There is much work to do still with these archives—Brent Davis and Anthony Bronzo just this past year in the last eight months made a brilliant breakthrough in how the over 200,000 cigarette carton notecards relate to Kober’s Brooklyn College notebooks and how transferring the data analytically from one to the other led to her discovery of the sign groups appearing as triples, which we now know, as Ventris ascertained, are Cretan place names and their masculine and feminine adjectival forms. Using the PASP archives has produced, since Margalit Fox’s sensational book on Kober’s work, The Riddle of the Labyrinth (2013), the following:
Ciphers – An Opera (2023)
by Bernadine Corrigan
‘Ciphers’ tells the true story of two brilliant and complex people, Michael Ventris and Alice Kober, and their quest to decipher the ancient script known as Linear B. It is a story of clashing personalities, thwarted ambition, success and tragedy. The opera uses dramatic reconstruction, comedy and mythical fantasy to reveal the fascinating lives of two extraordinary people.’
Music by Greg Arrowsmith
Libretto by Bernadine Corrigan
Cast
Michael Ventris – Henry Ross (voice); Simon Stallard
Alice Kober – Katharine Taylor-Jones
Theseus – Benjamin Noble
Ariadne – Alice Johnston
Sir John Myres – Graeme Danby
Michael’s Mother – Camilla Jeppeson
Directed by – Elaine Tyler Hall
Director of Photography – Bjorn Ventris
Camera Operator – George Petais
Edited by – Bjorn Ventris
Sound Engineer – Anthony Galatis
Costume – Hannah Heaf
Producers – Bernadine Corrigan & Patrick Thompson
Deciphering the Silence: A Literary Journey to Alice E. Kober
By Regina Dürig
In the autumn of 2017, Regina Dürig visited PASP to complete her dissertation, Deciphering the Silence: A Literary Journey to Alice E. Kober. In it, she explored Kober’s life in creative ways, taking a literary journey with her in order to start ‘deciphering the silence’.
For the PASP website, she authored a piece about her visit to Austin, Texas, and her work at PASP.
More about Regina’s research and other works can be found at this interview with the Swiss Consulate of New York.
The Grid
by Eli Payne Mandel
The American edition of Eli Mandel’s brilliant tri-sequenced 92-page narrative poem, The Grid, has just appeared. It focuses for its first forty-seven pages on Kober’s life and work.

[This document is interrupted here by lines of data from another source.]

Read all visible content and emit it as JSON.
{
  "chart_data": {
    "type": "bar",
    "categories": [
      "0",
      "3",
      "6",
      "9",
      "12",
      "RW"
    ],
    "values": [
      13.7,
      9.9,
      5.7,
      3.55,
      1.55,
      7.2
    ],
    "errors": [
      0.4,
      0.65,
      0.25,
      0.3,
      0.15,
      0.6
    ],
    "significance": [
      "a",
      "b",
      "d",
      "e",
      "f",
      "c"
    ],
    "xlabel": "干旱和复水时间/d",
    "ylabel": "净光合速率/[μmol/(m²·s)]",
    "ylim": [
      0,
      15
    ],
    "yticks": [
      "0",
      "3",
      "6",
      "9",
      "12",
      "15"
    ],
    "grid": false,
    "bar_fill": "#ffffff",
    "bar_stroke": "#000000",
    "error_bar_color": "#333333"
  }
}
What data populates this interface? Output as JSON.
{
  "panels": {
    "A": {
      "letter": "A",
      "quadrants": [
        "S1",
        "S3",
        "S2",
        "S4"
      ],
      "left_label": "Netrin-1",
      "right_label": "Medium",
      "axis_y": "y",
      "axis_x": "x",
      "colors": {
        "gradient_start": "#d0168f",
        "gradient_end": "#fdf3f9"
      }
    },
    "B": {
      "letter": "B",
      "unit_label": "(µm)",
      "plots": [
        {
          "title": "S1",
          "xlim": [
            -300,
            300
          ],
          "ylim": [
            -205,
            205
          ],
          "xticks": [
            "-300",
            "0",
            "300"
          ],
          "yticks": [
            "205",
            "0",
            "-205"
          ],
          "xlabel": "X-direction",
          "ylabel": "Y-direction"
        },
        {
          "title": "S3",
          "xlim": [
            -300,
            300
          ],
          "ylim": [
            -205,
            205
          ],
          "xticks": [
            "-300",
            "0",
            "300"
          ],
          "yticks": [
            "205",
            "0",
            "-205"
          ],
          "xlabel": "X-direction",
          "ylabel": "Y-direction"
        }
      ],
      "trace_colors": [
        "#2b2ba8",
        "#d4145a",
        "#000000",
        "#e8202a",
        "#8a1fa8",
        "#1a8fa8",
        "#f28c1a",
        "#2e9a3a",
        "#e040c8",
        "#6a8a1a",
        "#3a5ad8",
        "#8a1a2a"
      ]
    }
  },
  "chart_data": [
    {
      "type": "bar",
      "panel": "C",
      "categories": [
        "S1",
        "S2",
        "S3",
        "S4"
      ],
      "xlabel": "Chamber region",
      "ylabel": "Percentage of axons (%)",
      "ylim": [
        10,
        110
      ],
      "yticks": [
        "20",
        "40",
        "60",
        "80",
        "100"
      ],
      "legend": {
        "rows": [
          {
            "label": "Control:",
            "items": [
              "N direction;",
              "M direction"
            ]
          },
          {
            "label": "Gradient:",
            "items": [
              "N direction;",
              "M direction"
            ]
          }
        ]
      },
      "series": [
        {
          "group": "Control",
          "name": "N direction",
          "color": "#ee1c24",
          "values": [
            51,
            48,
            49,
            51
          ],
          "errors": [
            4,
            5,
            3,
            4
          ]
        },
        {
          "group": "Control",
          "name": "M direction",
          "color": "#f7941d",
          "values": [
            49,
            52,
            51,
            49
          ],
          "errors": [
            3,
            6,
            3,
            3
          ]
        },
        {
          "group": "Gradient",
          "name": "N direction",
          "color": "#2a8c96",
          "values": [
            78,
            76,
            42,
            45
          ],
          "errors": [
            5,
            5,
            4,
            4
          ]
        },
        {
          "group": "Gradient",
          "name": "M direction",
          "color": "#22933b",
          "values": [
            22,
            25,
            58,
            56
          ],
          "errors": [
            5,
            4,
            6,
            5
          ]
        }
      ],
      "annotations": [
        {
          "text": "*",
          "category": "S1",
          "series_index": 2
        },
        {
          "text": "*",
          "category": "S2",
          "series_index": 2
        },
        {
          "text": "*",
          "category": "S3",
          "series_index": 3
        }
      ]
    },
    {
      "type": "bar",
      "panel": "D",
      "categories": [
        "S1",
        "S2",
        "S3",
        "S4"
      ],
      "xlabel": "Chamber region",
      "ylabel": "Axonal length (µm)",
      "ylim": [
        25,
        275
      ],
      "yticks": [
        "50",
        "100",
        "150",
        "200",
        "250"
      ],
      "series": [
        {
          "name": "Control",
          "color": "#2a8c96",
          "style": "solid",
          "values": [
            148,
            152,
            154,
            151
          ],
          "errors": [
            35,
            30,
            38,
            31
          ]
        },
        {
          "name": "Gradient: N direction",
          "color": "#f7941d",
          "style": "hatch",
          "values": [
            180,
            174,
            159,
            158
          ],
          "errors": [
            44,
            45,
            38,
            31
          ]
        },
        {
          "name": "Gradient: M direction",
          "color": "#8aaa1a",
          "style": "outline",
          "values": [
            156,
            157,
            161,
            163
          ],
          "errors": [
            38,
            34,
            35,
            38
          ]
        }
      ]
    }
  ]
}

Released by the UK based press Carcanet in late 2023, The Grid was named The Telegraph’s Poetry Book of the month August 2023. From the publisher’s website, The Grid’s abstract reads:
“The Grid is about the end of worlds, ancient and modern. In three sequences of poems interspersed with Mandel’s own translations from classical texts, figures of obsession and loneliness try to decrypt what Maurice Blanchot called ‘the writing of the disaster’. Like a detective novel, the title sequence pieces together archival fragments into a lyric essay about Alice Kober, the half-forgotten scholar behind the decipherment of the ancient writing system called Linear B. Across different wartimes, Mandel adapts the typography and formatting of archived papers, their overlaps and errors and aporias, which compel readers to invest creatively in the very act of reading, learning new ways into language as they go.”
“I Pity the Poor Immigrant: Celebrating the Gradually Un-forgotten Life and Work of Alice Elizabeth Kober”
May 21/22, 2023 National Archaeology Week 2023 at Macquarie University, Australia
Tom Palaima delivered an opening Key-Note Lecture in connection with the exhibition Mysteries Revisited: From Ancient Codes to Comic Culture. The exhibition featured original research materials of Alice Kober from the PASP archives.